Gunman kills 8 at seminary

? A gunman walked into a prominent Jewish seminary in Jerusalem on Thursday evening and opened fire on students as they read in the library, killing eight and wounding nine in one of the deadliest attacks on Israeli civilians in years.

Witnesses said students at the Mercaz HaRav yeshiva, a stone and glass structure set on a quiet residential street, initially thought the noise of gunshots was from firecrackers set off to celebrate the first day of Adar, a month for rejoicing in the Jewish calendar.

The attacker fired dozens, perhaps hundreds of rounds, witnesses said, before he was killed by an Israeli army officer who rushed into the school after hearing the shots.

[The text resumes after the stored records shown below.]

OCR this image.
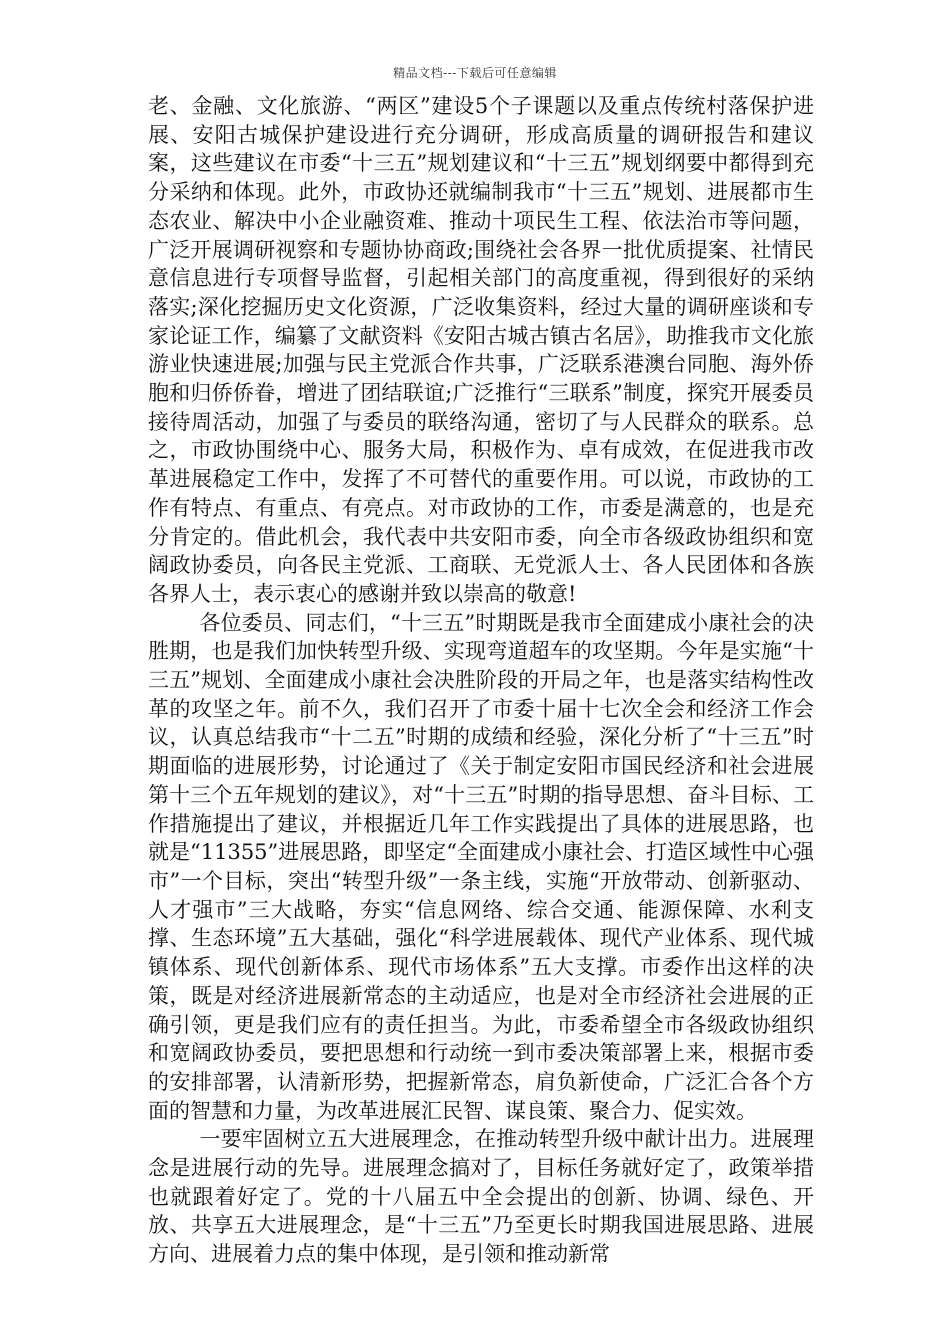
精品文档---下载后可任意编辑

老、金融、文化旅游、“两区”建设5个子课题以及重点传统村落保护进展、安阳古城保护建设进行充分调研，形成高质量的调研报告和建议案，这些建议在市委“十三五”规划建议和“十三五”规划纲要中都得到充分采纳和体现。此外，市政协还就编制我市“十三五”规划、进展都市生态农业、解决中小企业融资难、推动十项民生工程、依法治市等问题，广泛开展调研视察和专题协协商政;围绕社会各界一批优质提案、社情民意信息进行专项督导监督，引起相关部门的高度重视，得到很好的采纳落实;深化挖掘历史文化资源，广泛收集资料，经过大量的调研座谈和专家论证工作，编纂了文献资料《安阳古城古镇古名居》，助推我市文化旅游业快速进展;加强与民主党派合作共事，广泛联系港澳台同胞、海外侨胞和归侨侨眷，增进了团结联谊;广泛推行“三联系”制度，探究开展委员接待周活动，加强了与委员的联络沟通，密切了与人民群众的联系。总之，市政协围绕中心、服务大局，积极作为、卓有成效，在促进我市改革进展稳定工作中，发挥了不可替代的重要作用。可以说，市政协的工作有特点、有重点、有亮点。对市政协的工作，市委是满意的，也是充分肯定的。借此机会，我代表中共安阳市委，向全市各级政协组织和宽阔政协委员，向各民主党派、工商联、无党派人士、各人民团体和各族各界人士，表示衷心的感谢并致以崇高的敬意!

各位委员、同志们，“十三五”时期既是我市全面建成小康社会的决胜期，也是我们加快转型升级、实现弯道超车的攻坚期。今年是实施“十三五”规划、全面建成小康社会决胜阶段的开局之年，也是落实结构性改革的攻坚之年。前不久，我们召开了市委十届十七次全会和经济工作会议，认真总结我市“十二五”时期的成绩和经验，深化分析了“十三五”时期面临的进展形势，讨论通过了《关于制定安阳市国民经济和社会进展第十三个五年规划的建议》，对“十三五”时期的指导思想、奋斗目标、工作措施提出了建议，并根据近几年工作实践提出了具体的进展思路，也就是“11355”进展思路，即坚定“全面建成小康社会、打造区域性中心强市”一个目标，突出“转型升级”一条主线，实施“开放带动、创新驱动、人才强市”三大战略，夯实“信息网络、综合交通、能源保障、水利支撑、生态环境”五大基础，强化“科学进展载体、现代产业体系、现代城镇体系、现代创新体系、现代市场体系”五大支撑。市委作出这样的决策，既是对经济进展新常态的主动适应，也是对全市经济社会进展的正确引领，更是我们应有的责任担当。为此，市委希望全市各级政协组织和宽阔政协委员，要把思想和行动统一到市委决策部署上来，根据市委的安排部署，认清新形势，把握新常态，肩负新使命，广泛汇合各个方面的智慧和力量，为改革进展汇民智、谋良策、聚合力、促实效。

一要牢固树立五大进展理念，在推动转型升级中献计出力。进展理念是进展行动的先导。进展理念搞对了，目标任务就好定了，政策举措也就跟着好定了。党的十八届五中全会提出的创新、协调、绿色、开放、共享五大进展理念，是“十三五”乃至更长时期我国进展思路、进展方向、进展着力点的集中体现，是引领和推动新常
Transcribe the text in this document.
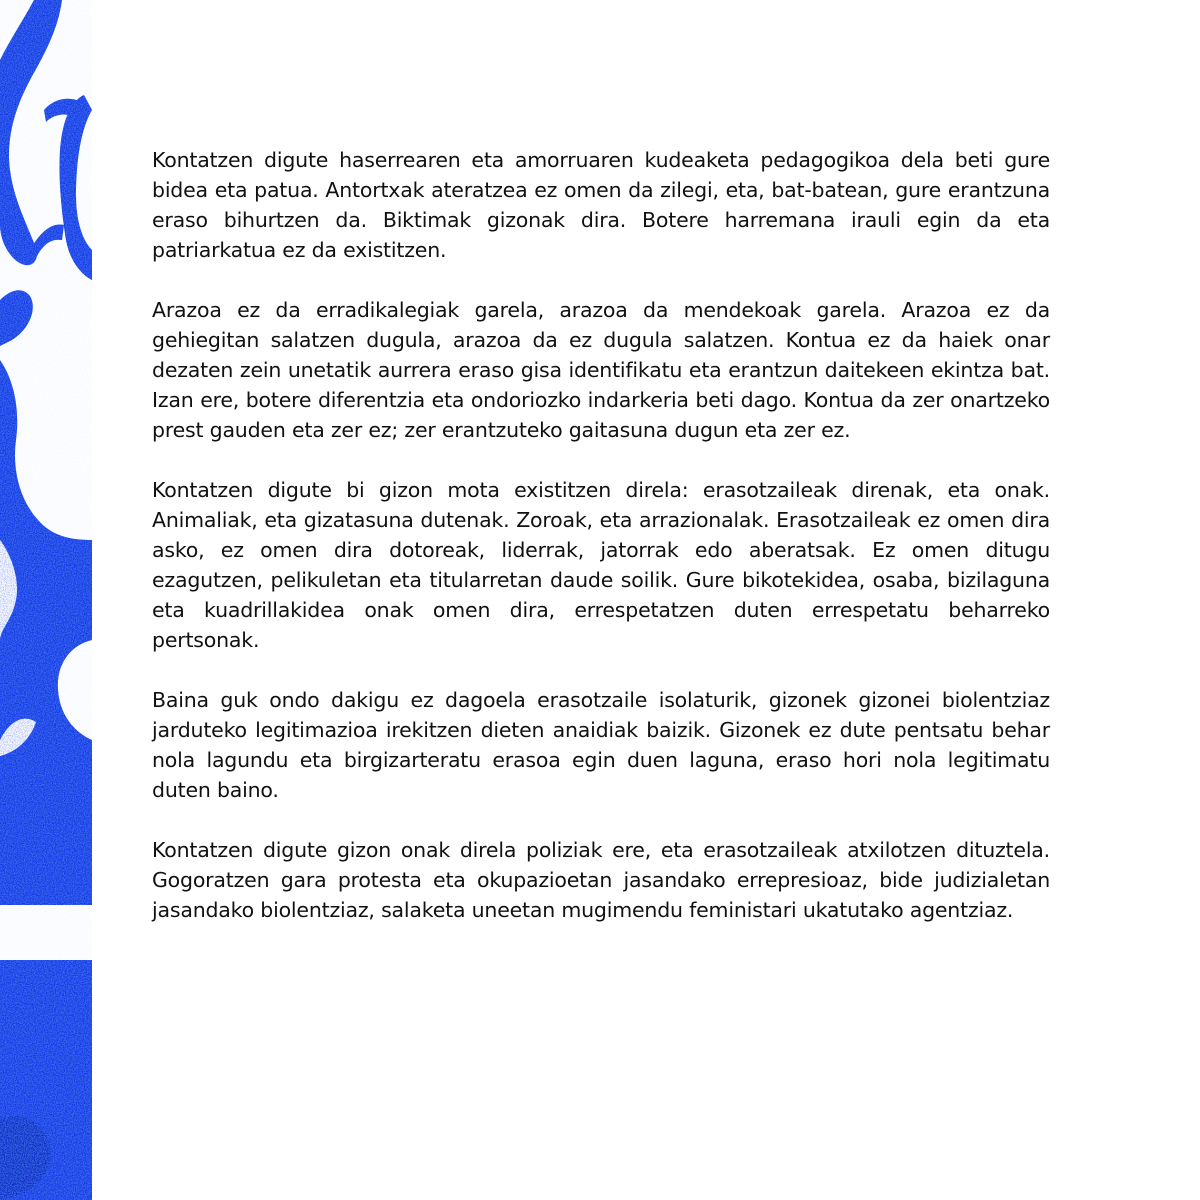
Kontatzen digute haserrearen eta amorruaren kudeaketa pedagogikoa dela beti gure bidea eta patua. Antortxak ateratzea ez omen da zilegi, eta, bat-batean, gure erantzuna eraso bihurtzen da. Biktimak gizonak dira. Botere harremana irauli egin da eta patriarkatua ez da existitzen.

Arazoa ez da erradikalegiak garela, arazoa da mendekoak garela. Arazoa ez da gehiegitan salatzen dugula, arazoa da ez dugula salatzen. Kontua ez da haiek onar dezaten zein unetatik aurrera eraso gisa identifikatu eta erantzun daitekeen ekintza bat. Izan ere, botere diferentzia eta ondoriozko indarkeria beti dago. Kontua da zer onartzeko prest gauden eta zer ez; zer erantzuteko gaitasuna dugun eta zer ez.

Kontatzen digute bi gizon mota existitzen direla: erasotzaileak direnak, eta onak. Animaliak, eta gizatasuna dutenak. Zoroak, eta arrazionalak. Erasotzaileak ez omen dira asko, ez omen dira dotoreak, liderrak, jatorrak edo aberatsak. Ez omen ditugu ezagutzen, pelikuletan eta titularretan daude soilik. Gure bikotekidea, osaba, bizilaguna eta kuadrillakidea onak omen dira, errespetatzen duten errespetatu beharreko pertsonak.

Baina guk ondo dakigu ez dagoela erasotzaile isolaturik, gizonek gizonei biolentziaz jarduteko legitimazioa irekitzen dieten anaidiak baizik. Gizonek ez dute pentsatu behar nola lagundu eta birgizarteratu erasoa egin duen laguna, eraso hori nola legitimatu duten baino.

Kontatzen digute gizon onak direla poliziak ere, eta erasotzaileak atxilotzen dituztela. Gogoratzen gara protesta eta okupazioetan jasandako errepresioaz, bide judizialetan jasandako biolentziaz, salaketa uneetan mugimendu feministari ukatutako agentziaz.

The attack was likely to further strain a faltering U.S.-backed peace process, days after more than 120 Palestinians, many of them civilians, were killed during an Israeli offensive in the Gaza Strip. President Bush has encouraged the two sides to reach a peace agreement by the end of his term in office; Secretary of State Condoleezza Rice visited the region this week in an effort to keep the talks on track.

A television station operated by Hezbollah, the Lebanese Shiite movement backed by Syria, said a previously unknown group asserted responsibility for the attack. The group is named in part for Imad Mughniyah, a Hezbollah leader killed in Damascus last month in a car bombing the group blamed on Israel, a charge Israeli officials denied.

Hamas, the radical Islamic movement that controls Gaza, praised the attack. “It was a natural response to Israeli crimes in Gaza,” the organization said in a statement. “We bless this act. It won’t be the last one.” Thousands of Palestinians in Gaza City celebrated in the streets, firing guns into the air in jubilation, as word began to spread.

Israel blamed the assault on Islamic extremist groups, saying that the same people responsible for firing rockets toward Israeli towns bordering Gaza were also to blame for Thursday night’s killings.

“Tonight’s massacre is a defining moment,” said Mark Regev, spokesman for Israeli Prime Minister Ehud Olmert. “The people celebrating have exposed themselves for what they really are: hateful extremists.”

Bush called Olmert to express his condolences and issued a statement saying that “this barbaric and vicious attack on innocent civilians deserves the condemnation of every nation.”

Palestinian Authority President Mahmoud Abbas, Israel’s partner in peace talks, also condemned the killings.

Israeli media quoted security sources as saying they believed the gunman was a young Palestinian man who lived in East Jerusalem.

Mercaz HaRav is considered a wellspring of religious Zionism, the movement that has motivated many Jews to settle the West Bank following Israel’s seizure of Palestinian territories in 1967. Israel withdraw its soldiers and settlers from Gaza in 2005.

The eight people killed were rabbinical students in their late teens or 20s, police said.

The attack shook residents of Jerusalem, which has not experienced an attack of similar magnitude since 2004. Within minutes of Thursday’s killings, people who had been out at restaurants and bars began anxiously huddling around television sets and radios to get the latest news.